Category Archives: Database Migration

Oracle 12 Non-CDB to PDB Migration Methods

Continuing with trying to finish additional blog posts which have been on my list for a while, is a review of the methods of migrating a Non-Container Database (Non-CDB) to a Container Database (CDB) with Pluggables.

I wish this was easier and Oracle gave you a complete “in-place” method to do this, but the only way to get a Non-CDB (pre-12c database) to a CDB is to create a new database and migrate the Non-CDB into the new CDB as a PDB.

I will make the assumption that the creation of the new CDB is complete. So lets look at some methods of creating / migrating the PDB and their pros and cons:

In either case, you need to start with creating the XML file which will describe the new PDB:

On the Non-CDB:

	SHUTDOWN IMMEDIATE;
	startup mount exclusive;
	alter database open read only;

Create the PDB Describe XML File:

     BEGIN
       DBMS_PDB.DESCRIBE(
          pdb_descr_file => '/export/home/oracle/nonCDBToPDB.xml');
     END;
     /
     shutdown immediate;

Verify the XML File on the new CDB:

     SET SERVEROUTPUT ON
     DECLARE
         hold_var boolean;
     begin
          hold_var := DBMS_PDB.CHECK_PLUG_COMPATIBILITY(pdb_descr_file=>'/export/home/oracle/nonCDBToPDB.xml');
     if hold_var then
          dbms_output.put_line('YES');
     else
          dbms_output.put_line('NO');
     end if;
     end;
     /

Check for errors:

   set lines 300
   col cause for a25
   col message for a150
   set pagesize 9999
   select name,cause,action,type,message,status from PDB_PLUG_IN_VIOLATIONS;

Before you can proceed, all errors contained in PDB_PLUG_IN_VIOLATIONS must be resolved. Next are 2 out of the 3 methods to migrate an Non-CDB to PDB. I will leave the “COPY” method out of this post as it is not feasible to move any of the databases I deal with on a day to day basis using ‘COPY’.
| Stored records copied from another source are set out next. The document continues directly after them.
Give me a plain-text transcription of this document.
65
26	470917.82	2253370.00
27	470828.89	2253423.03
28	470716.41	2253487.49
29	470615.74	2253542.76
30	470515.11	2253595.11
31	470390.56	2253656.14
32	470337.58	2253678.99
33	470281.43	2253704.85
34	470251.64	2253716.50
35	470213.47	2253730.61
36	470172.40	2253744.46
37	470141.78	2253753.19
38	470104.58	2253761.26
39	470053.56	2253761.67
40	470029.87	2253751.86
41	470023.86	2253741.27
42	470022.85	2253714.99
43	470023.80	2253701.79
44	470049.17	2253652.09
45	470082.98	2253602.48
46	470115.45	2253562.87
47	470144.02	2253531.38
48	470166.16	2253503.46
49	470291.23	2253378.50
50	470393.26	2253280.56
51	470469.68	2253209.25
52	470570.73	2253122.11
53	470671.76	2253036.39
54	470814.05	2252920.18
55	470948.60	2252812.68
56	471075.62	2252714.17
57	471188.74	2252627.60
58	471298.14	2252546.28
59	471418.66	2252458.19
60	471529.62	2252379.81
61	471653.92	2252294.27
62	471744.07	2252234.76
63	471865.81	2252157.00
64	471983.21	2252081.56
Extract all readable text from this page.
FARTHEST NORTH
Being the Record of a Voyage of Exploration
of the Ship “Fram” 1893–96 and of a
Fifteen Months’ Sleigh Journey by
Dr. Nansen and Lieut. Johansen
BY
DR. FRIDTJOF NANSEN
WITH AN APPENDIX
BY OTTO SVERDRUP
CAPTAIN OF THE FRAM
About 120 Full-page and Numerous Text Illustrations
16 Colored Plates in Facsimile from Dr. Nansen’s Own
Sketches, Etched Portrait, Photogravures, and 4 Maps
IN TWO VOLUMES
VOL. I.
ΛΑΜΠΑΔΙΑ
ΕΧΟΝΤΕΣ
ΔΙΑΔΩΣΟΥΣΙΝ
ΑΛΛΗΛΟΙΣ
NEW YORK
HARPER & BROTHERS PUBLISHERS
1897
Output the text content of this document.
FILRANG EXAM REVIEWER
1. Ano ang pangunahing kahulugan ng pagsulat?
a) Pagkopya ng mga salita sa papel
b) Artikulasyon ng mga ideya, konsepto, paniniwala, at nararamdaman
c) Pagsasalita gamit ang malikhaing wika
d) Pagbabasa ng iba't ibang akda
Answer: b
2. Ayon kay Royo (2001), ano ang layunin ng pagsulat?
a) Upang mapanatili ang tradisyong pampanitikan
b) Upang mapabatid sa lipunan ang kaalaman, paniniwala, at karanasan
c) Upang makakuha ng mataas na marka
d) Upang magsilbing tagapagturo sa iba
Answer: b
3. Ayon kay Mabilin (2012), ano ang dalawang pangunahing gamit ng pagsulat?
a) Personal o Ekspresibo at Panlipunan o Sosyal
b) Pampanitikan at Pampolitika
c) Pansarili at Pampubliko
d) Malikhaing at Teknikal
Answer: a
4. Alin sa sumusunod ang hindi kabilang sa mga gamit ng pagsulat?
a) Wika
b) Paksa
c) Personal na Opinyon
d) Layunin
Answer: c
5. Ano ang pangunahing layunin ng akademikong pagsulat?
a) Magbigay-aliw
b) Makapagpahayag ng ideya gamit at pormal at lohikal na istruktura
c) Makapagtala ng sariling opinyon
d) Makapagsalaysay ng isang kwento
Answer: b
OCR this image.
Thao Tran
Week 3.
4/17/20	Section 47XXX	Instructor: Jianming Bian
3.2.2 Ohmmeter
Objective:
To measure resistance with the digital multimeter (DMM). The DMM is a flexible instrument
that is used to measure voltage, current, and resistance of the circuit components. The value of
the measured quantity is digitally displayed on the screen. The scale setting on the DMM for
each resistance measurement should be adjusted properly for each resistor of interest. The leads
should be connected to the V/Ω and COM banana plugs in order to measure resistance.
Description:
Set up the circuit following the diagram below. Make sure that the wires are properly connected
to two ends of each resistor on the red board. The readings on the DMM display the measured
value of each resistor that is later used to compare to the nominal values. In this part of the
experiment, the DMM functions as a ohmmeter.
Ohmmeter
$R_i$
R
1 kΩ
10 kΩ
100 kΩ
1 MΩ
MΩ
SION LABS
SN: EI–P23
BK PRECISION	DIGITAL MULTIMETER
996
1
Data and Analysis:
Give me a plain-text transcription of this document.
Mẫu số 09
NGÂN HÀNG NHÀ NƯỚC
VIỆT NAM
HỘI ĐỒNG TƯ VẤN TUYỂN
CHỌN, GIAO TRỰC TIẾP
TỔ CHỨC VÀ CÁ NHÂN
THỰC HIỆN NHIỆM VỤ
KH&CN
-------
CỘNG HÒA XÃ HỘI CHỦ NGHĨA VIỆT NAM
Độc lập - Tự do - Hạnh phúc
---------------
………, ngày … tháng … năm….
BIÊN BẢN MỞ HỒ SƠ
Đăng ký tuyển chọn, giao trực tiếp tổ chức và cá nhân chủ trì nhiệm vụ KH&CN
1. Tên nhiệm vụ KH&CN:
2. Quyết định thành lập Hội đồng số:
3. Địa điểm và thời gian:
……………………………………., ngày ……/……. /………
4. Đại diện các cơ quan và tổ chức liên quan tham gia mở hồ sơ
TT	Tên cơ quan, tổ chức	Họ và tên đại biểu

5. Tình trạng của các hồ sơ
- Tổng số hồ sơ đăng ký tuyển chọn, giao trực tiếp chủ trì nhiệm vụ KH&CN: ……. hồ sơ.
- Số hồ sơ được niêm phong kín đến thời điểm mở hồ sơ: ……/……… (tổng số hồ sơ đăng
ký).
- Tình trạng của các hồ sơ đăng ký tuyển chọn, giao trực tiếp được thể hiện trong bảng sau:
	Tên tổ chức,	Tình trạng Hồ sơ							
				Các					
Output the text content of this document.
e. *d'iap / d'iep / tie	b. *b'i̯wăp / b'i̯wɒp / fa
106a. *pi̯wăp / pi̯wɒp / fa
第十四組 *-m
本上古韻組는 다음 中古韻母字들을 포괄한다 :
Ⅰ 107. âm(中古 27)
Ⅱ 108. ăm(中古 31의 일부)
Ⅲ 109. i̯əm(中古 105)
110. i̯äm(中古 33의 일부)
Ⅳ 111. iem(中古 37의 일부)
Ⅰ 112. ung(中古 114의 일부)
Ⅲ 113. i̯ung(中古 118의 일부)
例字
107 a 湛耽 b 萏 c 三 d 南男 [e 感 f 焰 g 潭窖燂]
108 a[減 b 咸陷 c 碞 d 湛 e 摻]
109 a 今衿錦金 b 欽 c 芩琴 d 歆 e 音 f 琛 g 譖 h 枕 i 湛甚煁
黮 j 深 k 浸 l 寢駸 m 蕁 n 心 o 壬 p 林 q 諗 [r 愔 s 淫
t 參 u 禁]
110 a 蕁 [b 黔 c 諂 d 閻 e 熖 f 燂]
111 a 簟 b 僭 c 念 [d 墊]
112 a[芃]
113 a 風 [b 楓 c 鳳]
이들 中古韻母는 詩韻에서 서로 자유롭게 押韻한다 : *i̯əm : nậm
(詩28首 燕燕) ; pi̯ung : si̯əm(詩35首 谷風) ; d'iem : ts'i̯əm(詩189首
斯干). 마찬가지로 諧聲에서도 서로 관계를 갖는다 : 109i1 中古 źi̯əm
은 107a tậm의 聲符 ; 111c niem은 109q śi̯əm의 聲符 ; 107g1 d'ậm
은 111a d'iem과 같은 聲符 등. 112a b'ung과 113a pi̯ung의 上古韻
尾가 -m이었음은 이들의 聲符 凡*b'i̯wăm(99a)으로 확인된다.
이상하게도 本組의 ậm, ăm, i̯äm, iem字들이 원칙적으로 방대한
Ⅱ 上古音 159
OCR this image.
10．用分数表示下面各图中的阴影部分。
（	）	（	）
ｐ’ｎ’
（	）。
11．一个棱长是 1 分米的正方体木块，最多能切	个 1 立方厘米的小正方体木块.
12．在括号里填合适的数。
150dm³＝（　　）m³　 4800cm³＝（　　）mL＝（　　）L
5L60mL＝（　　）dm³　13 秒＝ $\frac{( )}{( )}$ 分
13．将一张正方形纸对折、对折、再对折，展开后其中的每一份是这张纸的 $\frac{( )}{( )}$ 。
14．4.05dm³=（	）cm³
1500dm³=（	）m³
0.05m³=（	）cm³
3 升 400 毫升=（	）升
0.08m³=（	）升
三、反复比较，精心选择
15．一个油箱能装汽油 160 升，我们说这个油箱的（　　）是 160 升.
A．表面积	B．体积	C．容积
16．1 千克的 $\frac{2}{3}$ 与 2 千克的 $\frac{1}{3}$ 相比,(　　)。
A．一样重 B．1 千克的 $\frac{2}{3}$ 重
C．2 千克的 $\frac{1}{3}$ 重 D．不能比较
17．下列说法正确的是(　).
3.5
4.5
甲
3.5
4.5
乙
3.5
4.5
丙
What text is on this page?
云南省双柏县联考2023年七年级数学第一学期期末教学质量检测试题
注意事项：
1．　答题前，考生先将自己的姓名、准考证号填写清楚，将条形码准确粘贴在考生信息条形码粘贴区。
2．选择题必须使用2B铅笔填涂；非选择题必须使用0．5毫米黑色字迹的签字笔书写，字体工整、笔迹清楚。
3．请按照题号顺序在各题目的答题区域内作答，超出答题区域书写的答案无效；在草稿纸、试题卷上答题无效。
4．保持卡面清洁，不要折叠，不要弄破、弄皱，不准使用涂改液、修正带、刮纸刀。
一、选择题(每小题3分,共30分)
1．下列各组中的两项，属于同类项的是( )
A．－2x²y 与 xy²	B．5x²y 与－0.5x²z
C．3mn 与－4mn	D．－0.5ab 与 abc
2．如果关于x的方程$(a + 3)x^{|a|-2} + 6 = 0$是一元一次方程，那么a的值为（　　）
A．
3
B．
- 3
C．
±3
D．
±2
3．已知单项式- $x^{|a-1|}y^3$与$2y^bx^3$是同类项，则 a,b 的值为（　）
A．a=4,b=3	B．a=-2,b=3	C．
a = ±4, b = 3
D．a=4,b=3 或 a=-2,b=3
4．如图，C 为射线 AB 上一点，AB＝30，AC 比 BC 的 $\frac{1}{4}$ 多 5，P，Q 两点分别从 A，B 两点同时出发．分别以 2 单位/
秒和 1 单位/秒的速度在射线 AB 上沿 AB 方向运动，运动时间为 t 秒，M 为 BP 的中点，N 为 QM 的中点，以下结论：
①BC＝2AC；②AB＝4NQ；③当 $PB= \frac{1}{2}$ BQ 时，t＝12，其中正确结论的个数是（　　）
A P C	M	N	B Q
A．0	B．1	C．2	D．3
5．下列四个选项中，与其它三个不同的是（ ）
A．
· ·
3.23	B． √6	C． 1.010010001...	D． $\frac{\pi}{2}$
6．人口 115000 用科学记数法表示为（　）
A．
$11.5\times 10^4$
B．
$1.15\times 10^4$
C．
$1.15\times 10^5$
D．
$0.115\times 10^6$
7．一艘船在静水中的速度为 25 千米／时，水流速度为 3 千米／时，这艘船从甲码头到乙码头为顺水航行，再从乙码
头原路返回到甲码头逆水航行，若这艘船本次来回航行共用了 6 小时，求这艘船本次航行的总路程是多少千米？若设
Create the PDB using “NOCOPY”. While “NOCOPY” is the fastest, it could be the most problematic long term because this function leaves all datafiles where they came from and since the new CDB is likely to be on the same host, the naming differences could be confusing at some point. Nonetheless, for demonstration, the command is quite easy:

     CREATE PLUGGABLE DATABASE devpdb USING '/export/home/oracle/nonCDBToPDB.xml' NOCOPY TEMPFILE REUSE;

Based on my testing, the method I liked the most was the ‘MOVE’ option. To some, this may seem invasive, but for my environments this was the best option because the new file names are also corrected to contain the correct OMF path names based on the new CDB. While this method wasn’t as fast as NOCOPY, in my 18TB environment with 1200 datafiles, this command finished in just over 30 minutes. Pretty acceptable in my book:

     CREATE PLUGGABLE DATABASE devpdb USING '/export/home/oracle/nonCDBToPDB.xml' MOVE TEMPFILE REUSE;

Finishing off the migration to the new PDB is the same regardless of the migration method:

Verify the PDB:

	select name,guid, open_mode from v$pdbs;
	col pdb_name for a15
	select pdb_name, status from dba_pdbs;

Clean up the PDB. This by far was one of the longest operations of the whole conversion:

	alter session set container=devpdb;
	$ORACLE_HOME/rdbms/admin/noncdb_to_pdb.sql

Check for errors:

	set lines 300
	col cause for a25
	col message for a50
	col action for a100
	set pagesize 9999
	select name,cause,action,type,message,status from PDB_PLUG_IN_VIOLATIONS;

In my case, the only remaining violations that I had were some orphan database services that were stuck in the metadata. To clean this up you can execute:

	alter session set container=;
	
	select SERVICE_ID,NAME,NETWORK_NAME,PDB FROM CDB_SERVICES ORDER BY PDB,SERVICE_ID;
	select SERVICE_ID,NAME,NETWORK_NAME FROM DBA_SERVICES ORDER BY SERVICE_ID;
	
	exec dbms_service.delete_service('')

Ensure that all pluggables are open and open on restart:

	alter pluggable database all open;
	alter pluggable database all save state;

As with anything in our business, adequate testing goes a long way and these were my observations in my environment. If your experience varies, I sure would like to hear about it.